Maloney also spoke about notable alumni who have made courageous choices and given back to the university. One of them, Sarah Ella Wilson, attended the institution just 20 years after it opened. She was one of the first Black women to attend the Normal School and became a leader in the community. She taught at the Belmont Street School for almost 50 years and played a significant role in the women’s and civil rights movements in Worcester.

“Sarah Wilson established the essential traits of what it means to be a Lancer: courage, leadership, and public-spiritedness, which I will define as appreciation for what has been given and a desire to give back,” he said.

President Maloney concluded by expressing confidence in the graduates’ ability to handle future challenges and contribute to Worcester State’s legacy.

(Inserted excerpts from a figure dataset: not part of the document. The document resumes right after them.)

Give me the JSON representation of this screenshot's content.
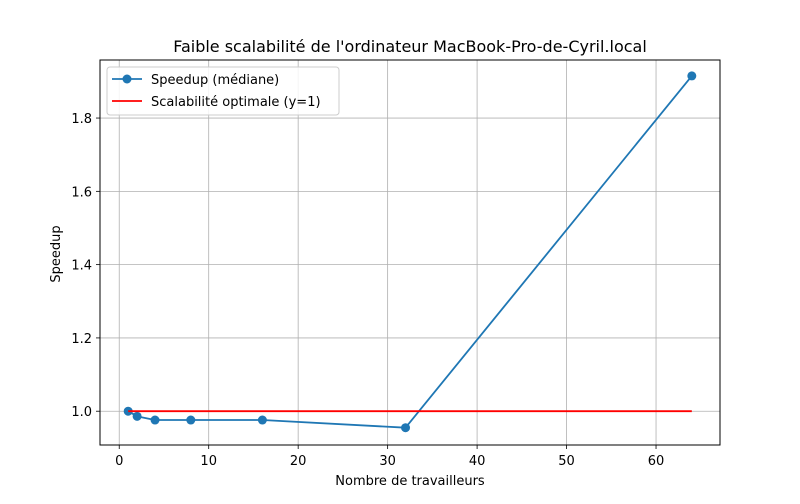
{
  "chart_data": {
    "type": "line",
    "title": "Faible scalabilité de l'ordinateur MacBook-Pro-de-Cyril.local",
    "xlabel": "Nombre de travailleurs",
    "ylabel": "Speedup",
    "xlim": [
      -2.15,
      67.15
    ],
    "ylim": [
      0.9078,
      1.9584
    ],
    "xticks": [
      0,
      10,
      20,
      30,
      40,
      50,
      60
    ],
    "yticks": [
      1.0,
      1.2,
      1.4,
      1.6,
      1.8
    ],
    "xtick_labels": [
      "0",
      "10",
      "20",
      "30",
      "40",
      "50",
      "60"
    ],
    "ytick_labels": [
      "1.0",
      "1.2",
      "1.4",
      "1.6",
      "1.8"
    ],
    "grid": true,
    "legend_position": "top-left",
    "series": [
      {
        "name": "Speedup (médiane)",
        "color": "#1f77b4",
        "marker": "circle",
        "x": [
          1,
          2,
          4,
          8,
          16,
          32,
          64
        ],
        "y": [
          1.0,
          0.986,
          0.976,
          0.976,
          0.976,
          0.955,
          1.915
        ]
      },
      {
        "name": "Scalabilité optimale (y=1)",
        "color": "#ff0000",
        "marker": "none",
        "x": [
          1,
          64
        ],
        "y": [
          1.0,
          1.0
        ]
      }
    ]
  }
}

“I have no doubt yours will be the stories we tell on our 200th anniversary as you join the brave, yet humble and giving, Lancers who came before you,” he said.

Just before the graduates prepared to walk across the stage to receive their diplomas, Provost Lois Wims announced two faculty members who are being recognized with the George I. Alden Excellence in Teaching Award, the highest honor Worcester State bestows upon faculty. It recognizes faculty members who exemplify excellence in teaching, advising, and mentoring. The recipients of this award are recognized for their outstanding contributions to their respective fields and their dedication to their students’ education and growth.

This year’s awardees are Anthony Dell’ Aera, associate professor of political science, who has been recognized for his work in American politics and public policy, as well as his involvement in various civic engagement activities, and Laura Reynolds, assistant professor of earth, environment, and physics, who has been acknowledged for her commitment to active learning and her emphasis on the importance of learning from failures in scientific endeavors. Both recipients have received several grants and maintain active involvement in their respective fields.